West Virginia just repealed their Certificate of Need requirement for hospitals and birthing centers. Until now anyone wanting to open or expand a hospital needed to apply to a state board for permission. The process took time and money and could result in the board saying “no thanks, we don’t think the state needs another hospital”.
Now anyone wanting to open or expand a hospital and birthing center can skip this step and get to work. This means more facilities and more competition, which in turn leads to lower health care spending relative to trend.
Of course, the rest of West Virginia’s Certificate of Need requirements remain in place; if you want to open many other type of health care facilities, or purchase major equipment like an MRI, you must still get the state board to approve its “necessity”. In some cases, you shouldn’t even bother applying; West Virginia has a Moratorium on opioid treatment programs. Ideally West Virginia would join its neighbor Pennsylvania in a complete repeal of Certificate of Need requirements.
But making it easier to build hospitals and birthing centers is a major step. Hospitals are the largest single component of health spending in the US, and improved facilities might help reduce West Virginia’s infant mortality from its current level as the 4th worst state.

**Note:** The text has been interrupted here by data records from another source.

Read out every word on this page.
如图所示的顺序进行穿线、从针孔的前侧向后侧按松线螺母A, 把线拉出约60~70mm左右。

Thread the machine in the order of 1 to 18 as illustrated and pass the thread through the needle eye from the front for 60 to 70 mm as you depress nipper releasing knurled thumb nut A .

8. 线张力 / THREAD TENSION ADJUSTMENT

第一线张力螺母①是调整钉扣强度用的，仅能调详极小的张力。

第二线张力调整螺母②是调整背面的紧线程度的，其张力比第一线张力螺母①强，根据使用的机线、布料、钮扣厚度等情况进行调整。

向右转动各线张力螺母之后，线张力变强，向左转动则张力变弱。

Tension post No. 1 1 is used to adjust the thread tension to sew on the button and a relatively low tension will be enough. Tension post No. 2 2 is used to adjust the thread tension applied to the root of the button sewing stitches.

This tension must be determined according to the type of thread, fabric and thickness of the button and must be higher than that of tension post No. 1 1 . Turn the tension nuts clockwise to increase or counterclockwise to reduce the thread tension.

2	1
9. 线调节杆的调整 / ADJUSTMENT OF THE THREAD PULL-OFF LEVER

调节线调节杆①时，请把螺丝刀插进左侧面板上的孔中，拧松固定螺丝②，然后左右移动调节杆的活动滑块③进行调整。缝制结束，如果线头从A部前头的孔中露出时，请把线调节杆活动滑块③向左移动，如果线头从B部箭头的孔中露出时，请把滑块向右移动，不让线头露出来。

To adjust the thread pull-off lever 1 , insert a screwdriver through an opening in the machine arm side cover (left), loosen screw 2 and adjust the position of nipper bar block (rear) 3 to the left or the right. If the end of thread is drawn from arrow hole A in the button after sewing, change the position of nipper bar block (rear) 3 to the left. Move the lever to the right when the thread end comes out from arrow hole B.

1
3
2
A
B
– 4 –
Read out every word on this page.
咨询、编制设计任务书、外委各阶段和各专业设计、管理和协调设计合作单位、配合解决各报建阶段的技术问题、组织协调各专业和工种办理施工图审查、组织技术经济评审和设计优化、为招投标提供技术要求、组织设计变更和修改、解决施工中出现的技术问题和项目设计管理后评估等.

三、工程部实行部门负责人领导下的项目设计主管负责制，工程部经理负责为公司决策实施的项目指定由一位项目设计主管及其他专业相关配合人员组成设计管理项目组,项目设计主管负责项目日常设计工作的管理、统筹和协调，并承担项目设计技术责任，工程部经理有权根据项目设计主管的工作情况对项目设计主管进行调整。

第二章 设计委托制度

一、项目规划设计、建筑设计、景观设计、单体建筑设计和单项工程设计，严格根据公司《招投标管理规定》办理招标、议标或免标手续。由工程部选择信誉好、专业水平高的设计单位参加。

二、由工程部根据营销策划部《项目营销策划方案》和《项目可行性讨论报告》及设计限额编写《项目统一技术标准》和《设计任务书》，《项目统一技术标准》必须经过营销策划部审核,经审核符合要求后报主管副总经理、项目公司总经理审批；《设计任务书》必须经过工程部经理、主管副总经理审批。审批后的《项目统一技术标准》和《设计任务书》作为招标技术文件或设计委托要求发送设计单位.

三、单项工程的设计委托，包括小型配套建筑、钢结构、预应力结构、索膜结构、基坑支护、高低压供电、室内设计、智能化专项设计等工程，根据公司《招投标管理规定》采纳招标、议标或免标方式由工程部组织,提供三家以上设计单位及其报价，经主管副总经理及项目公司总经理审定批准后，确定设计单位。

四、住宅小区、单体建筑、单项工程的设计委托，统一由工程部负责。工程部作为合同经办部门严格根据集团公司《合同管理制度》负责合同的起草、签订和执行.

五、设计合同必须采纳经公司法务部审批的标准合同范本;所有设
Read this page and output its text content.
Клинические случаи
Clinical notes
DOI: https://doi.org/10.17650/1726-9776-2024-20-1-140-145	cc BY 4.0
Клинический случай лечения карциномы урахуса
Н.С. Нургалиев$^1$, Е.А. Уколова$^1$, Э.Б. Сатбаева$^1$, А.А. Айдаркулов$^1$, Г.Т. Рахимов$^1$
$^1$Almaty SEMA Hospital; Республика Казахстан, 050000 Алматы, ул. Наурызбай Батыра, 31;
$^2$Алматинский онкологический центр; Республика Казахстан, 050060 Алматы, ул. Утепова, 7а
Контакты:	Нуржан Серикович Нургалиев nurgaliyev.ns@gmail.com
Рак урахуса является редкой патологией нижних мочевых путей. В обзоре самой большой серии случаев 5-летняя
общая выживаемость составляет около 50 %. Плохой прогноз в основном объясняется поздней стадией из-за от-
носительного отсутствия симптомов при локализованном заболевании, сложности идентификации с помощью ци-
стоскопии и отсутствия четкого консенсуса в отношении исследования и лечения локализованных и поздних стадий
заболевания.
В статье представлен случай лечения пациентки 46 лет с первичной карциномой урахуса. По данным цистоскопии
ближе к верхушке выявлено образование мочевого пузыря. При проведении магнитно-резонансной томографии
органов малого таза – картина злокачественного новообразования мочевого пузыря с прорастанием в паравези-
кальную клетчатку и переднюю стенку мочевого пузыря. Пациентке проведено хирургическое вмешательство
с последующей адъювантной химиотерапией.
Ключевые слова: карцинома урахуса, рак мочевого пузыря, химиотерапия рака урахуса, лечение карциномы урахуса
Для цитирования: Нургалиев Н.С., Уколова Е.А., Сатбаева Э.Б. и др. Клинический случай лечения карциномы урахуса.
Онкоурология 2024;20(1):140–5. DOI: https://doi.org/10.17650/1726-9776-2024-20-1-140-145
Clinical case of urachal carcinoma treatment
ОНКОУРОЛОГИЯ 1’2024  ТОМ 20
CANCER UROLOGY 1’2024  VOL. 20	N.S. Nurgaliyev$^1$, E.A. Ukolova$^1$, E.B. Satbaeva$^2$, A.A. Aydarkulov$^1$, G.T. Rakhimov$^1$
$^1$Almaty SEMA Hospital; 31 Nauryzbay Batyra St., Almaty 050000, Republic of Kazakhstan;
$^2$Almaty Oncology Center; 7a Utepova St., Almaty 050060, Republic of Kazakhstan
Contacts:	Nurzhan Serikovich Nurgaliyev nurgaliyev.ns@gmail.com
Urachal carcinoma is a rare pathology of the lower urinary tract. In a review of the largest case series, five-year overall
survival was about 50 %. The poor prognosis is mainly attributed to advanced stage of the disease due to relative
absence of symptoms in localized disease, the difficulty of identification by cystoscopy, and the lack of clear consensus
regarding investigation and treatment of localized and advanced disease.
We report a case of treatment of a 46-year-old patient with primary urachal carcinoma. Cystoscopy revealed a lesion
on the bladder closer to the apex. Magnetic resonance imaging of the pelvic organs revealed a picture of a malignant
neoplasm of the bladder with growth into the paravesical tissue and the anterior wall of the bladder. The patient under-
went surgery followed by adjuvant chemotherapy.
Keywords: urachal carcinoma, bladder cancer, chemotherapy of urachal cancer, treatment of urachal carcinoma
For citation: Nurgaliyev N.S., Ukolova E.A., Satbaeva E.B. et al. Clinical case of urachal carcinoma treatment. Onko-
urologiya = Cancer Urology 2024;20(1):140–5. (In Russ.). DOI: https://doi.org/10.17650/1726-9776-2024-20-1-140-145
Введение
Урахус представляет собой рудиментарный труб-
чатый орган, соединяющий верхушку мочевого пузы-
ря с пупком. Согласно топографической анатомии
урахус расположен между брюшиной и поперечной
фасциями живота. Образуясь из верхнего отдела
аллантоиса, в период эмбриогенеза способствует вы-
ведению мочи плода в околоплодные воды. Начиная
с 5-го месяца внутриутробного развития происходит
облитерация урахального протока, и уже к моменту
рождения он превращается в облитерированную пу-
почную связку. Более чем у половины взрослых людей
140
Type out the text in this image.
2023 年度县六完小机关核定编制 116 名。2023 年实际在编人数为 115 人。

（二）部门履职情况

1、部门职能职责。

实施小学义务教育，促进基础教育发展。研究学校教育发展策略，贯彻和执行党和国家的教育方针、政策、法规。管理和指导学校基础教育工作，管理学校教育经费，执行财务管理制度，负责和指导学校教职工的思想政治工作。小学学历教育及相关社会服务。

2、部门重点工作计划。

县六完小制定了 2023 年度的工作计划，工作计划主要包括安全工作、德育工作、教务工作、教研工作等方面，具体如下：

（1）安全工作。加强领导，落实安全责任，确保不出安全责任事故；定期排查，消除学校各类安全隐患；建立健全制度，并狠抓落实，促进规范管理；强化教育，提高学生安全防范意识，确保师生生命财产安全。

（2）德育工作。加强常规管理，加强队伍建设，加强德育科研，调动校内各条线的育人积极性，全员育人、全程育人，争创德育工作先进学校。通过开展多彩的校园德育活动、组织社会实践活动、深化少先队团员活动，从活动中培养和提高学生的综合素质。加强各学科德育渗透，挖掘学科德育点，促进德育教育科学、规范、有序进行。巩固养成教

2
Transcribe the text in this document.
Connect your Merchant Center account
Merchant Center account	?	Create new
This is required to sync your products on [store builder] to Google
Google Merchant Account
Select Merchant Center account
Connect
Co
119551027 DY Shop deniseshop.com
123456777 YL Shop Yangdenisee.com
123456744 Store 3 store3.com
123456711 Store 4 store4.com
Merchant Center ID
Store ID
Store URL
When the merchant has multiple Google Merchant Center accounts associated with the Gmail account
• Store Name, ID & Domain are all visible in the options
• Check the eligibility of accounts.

Update 4/7/23: A knowledgable correspondent suggests that the law may only allow existing hospitals to expand without CON (while totally new hospitals would still require one), citing this article. The text of the bill itself seems ambiguous to me. The section “Exemptions from certificate of need” adds “Hospital services performed at a hospital”. For birthing centers by contrast, new construction is clearly now allowed by right: exemptions from CON now include “Constructing, developing, acquiring, or establishing a birthing center”.
It will be interesting to see how many new facilities get built, considering how many rural hospitals have closed and will close: https://www.advisory.com/daily-briefing/2022/03/11/rural-hospitals
Maybe we just have to roll with the general movement from rural to urban/suburban areas, and let the rural hospitals and communities die, and build more facilities near cities where more people live? (I don’t know, I have no expertise here).